Detached CDs do not require a master certificate in a build service such as Jenkins or a cloud service such as Circle-CI, enhancing the overall platform security posture.
*CD services can greatly simplify the management of polymorphic infrastructure providers, as pull-based architectures can naturally scale to multi-cloud or on-premise delivery models.
Jenkins acts as a CI server and relies heavily on scripts. The Jenkins Pipeline feature consists of a set of plugins that facilitate the implementation and integration of CD pipelines in Jenkins. This situation presents a challenge to establish a smooth, comprehensive CI CD pipeline.
The Jenkins pipeline feature doesn't contain any out-of-the-box functionality.
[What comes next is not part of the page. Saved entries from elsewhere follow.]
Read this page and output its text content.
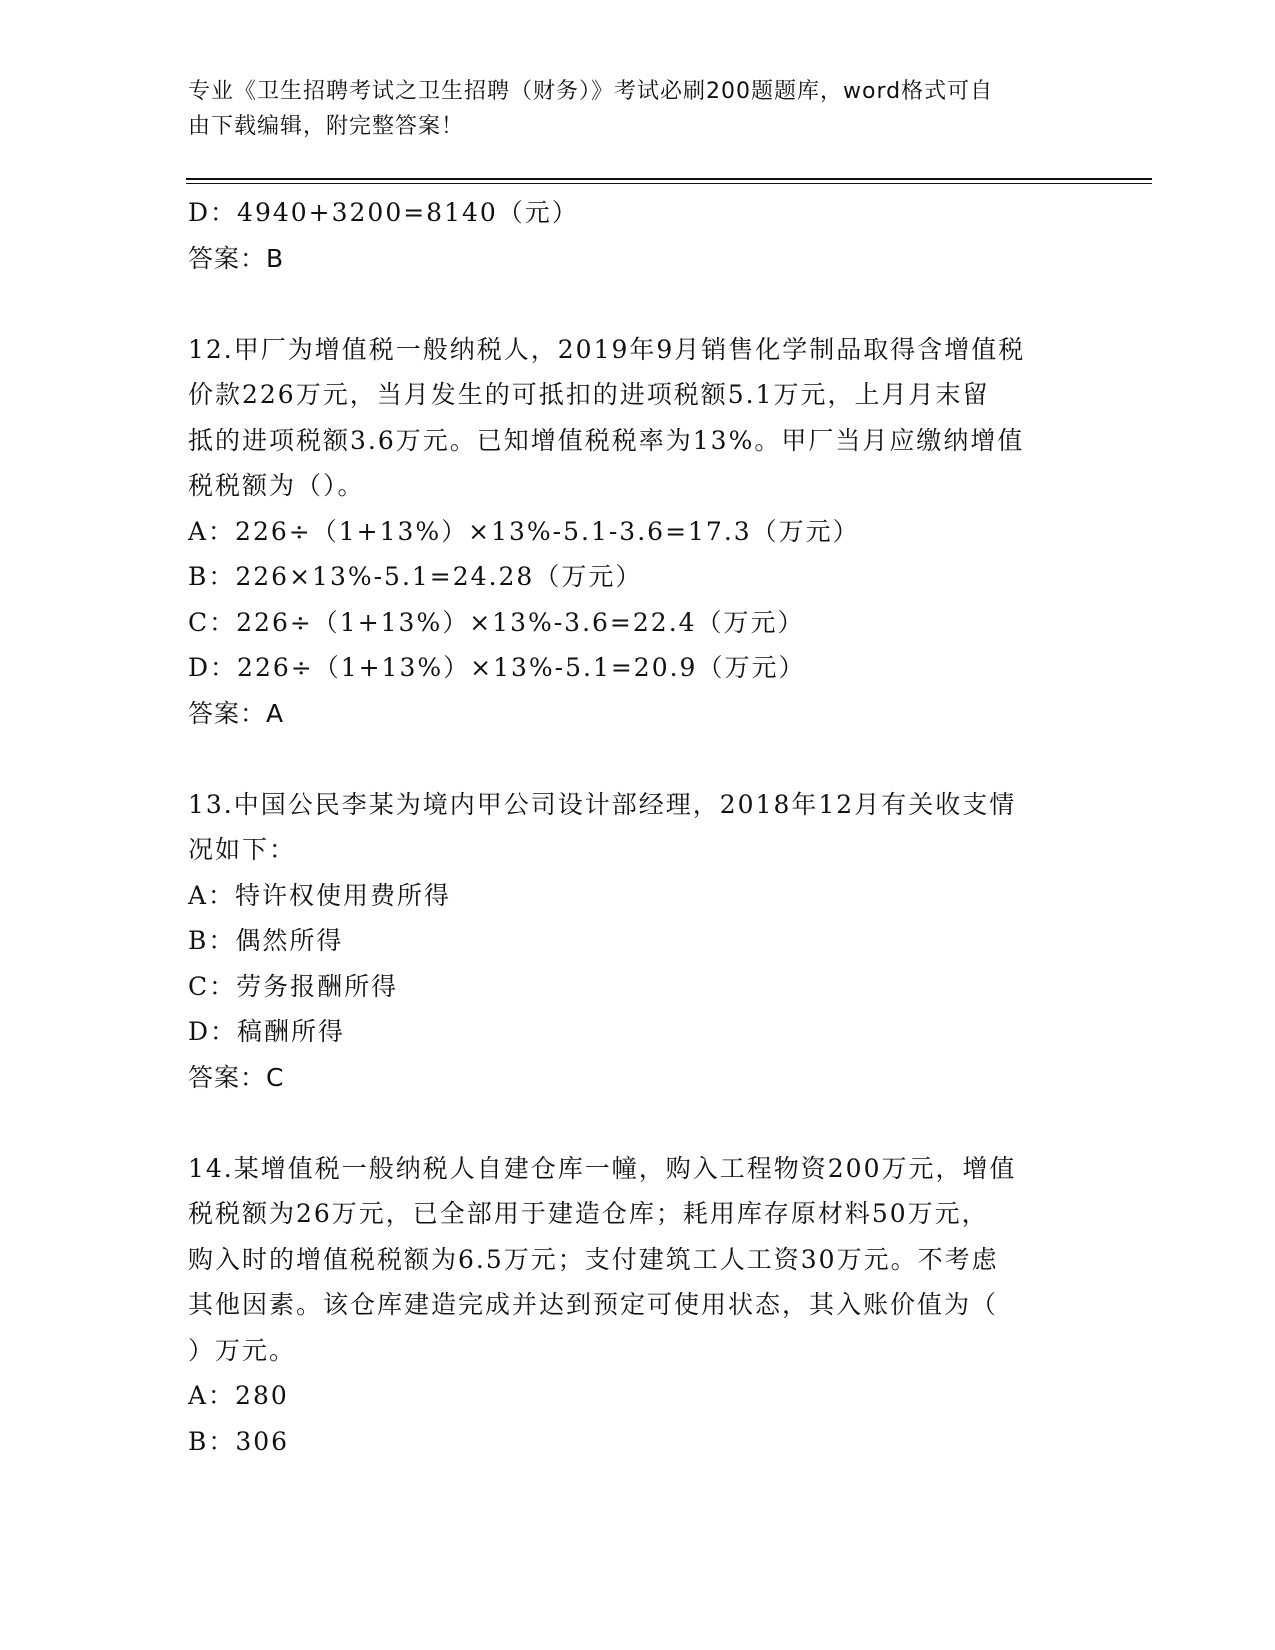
专业《卫生招聘考试之卫生招聘（财务）》考试必刷200题题库，word格式可自
由下载编辑，附完整答案！
D：4940+3200=8140（元）
答案：B
12.甲厂为增值税一般纳税人，2019年9月销售化学制品取得含增值税
价款226万元，当月发生的可抵扣的进项税额5.1万元，上月月末留
抵的进项税额3.6万元。已知增值税税率为13%。甲厂当月应缴纳增值
税税额为（）。
A：226÷（1+13%）×13%-5.1-3.6=17.3（万元）
B：226×13%-5.1=24.28（万元）
C：226÷（1+13%）×13%-3.6=22.4（万元）
D：226÷（1+13%）×13%-5.1=20.9（万元）
答案：A
13.中国公民李某为境内甲公司设计部经理，2018年12月有关收支情
况如下：
A：特许权使用费所得
B：偶然所得
C：劳务报酬所得
D：稿酬所得
答案：C
14.某增值税一般纳税人自建仓库一幢，购入工程物资200万元，增值
税税额为26万元，已全部用于建造仓库；耗用库存原材料50万元，
购入时的增值税税额为6.5万元；支付建筑工人工资30万元。不考虑
其他因素。该仓库建造完成并达到预定可使用状态，其入账价值为（
）万元。
A：280
B：306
Instead, you must write custom scripts to manage or perform all of the above tasks. The Jenkins pipeline is just another way to hardcode the solution with the script.
Every member of the team's time is valuable and can't be spent maintaining the deployment pipeline. The reality is that writing pipelines together introduces more complexity, increasing the likelihood that the pipeline will fail.
Of course, it is possible to manually script a canary deployment to a kubernetes cluster by editing a few jenkins files a lot if you want, but this is not easy and will end up being a pain.
As applications and services evolve, teams should not write and maintain CD processes. The functionality of the CD needs to be based on a scalable, secure, **-based pull architecture that can be managed without direct access to any cluster it is deployed to, so that it can manage workloads in any cloud, on-premises, edge, or even on a local PC running KIND.
Many enterprises may host GitLab internally as the best management platform, and will use Jenkins for CI CD, and interact GitLab with CI CD.
GitLab Runner is used as a CI CD with GitLab to run applications that run jobs in pipelines. GitLab Runner is developed by the Golang language as lightweight and efficient, and only provides client task execution, without any graphical interface, and its management interface can only be integrated in the GitLab interface (which can filter a large number of dangerous script operations), thus greatly ensuring the security of the business platform.
The configuration of GitLab Runner is also very simple, after the configuration is connected to the GitLab server, you do not need to participate in it, you only need to configure and commit it in the GitLab interface. gitlab-ci.YML can be used to publish CD tasks, and the execution status can be viewed, monitored, and counted later.
This article analyzes the various problems and hidden dangers that exist for Jenkins in the current situation, and the reasons why it is necessary to remove the Jenkins CD process for continuous release, and finally recommends the more suitable GitLab Runner, of course, GitLab Runner is only a small part of Gitlab, and it also provides the entire Auto DevOpt stack and DevsecOpt overall solution, a better and more secure stack that is worth abandoning Jenkins is the solution.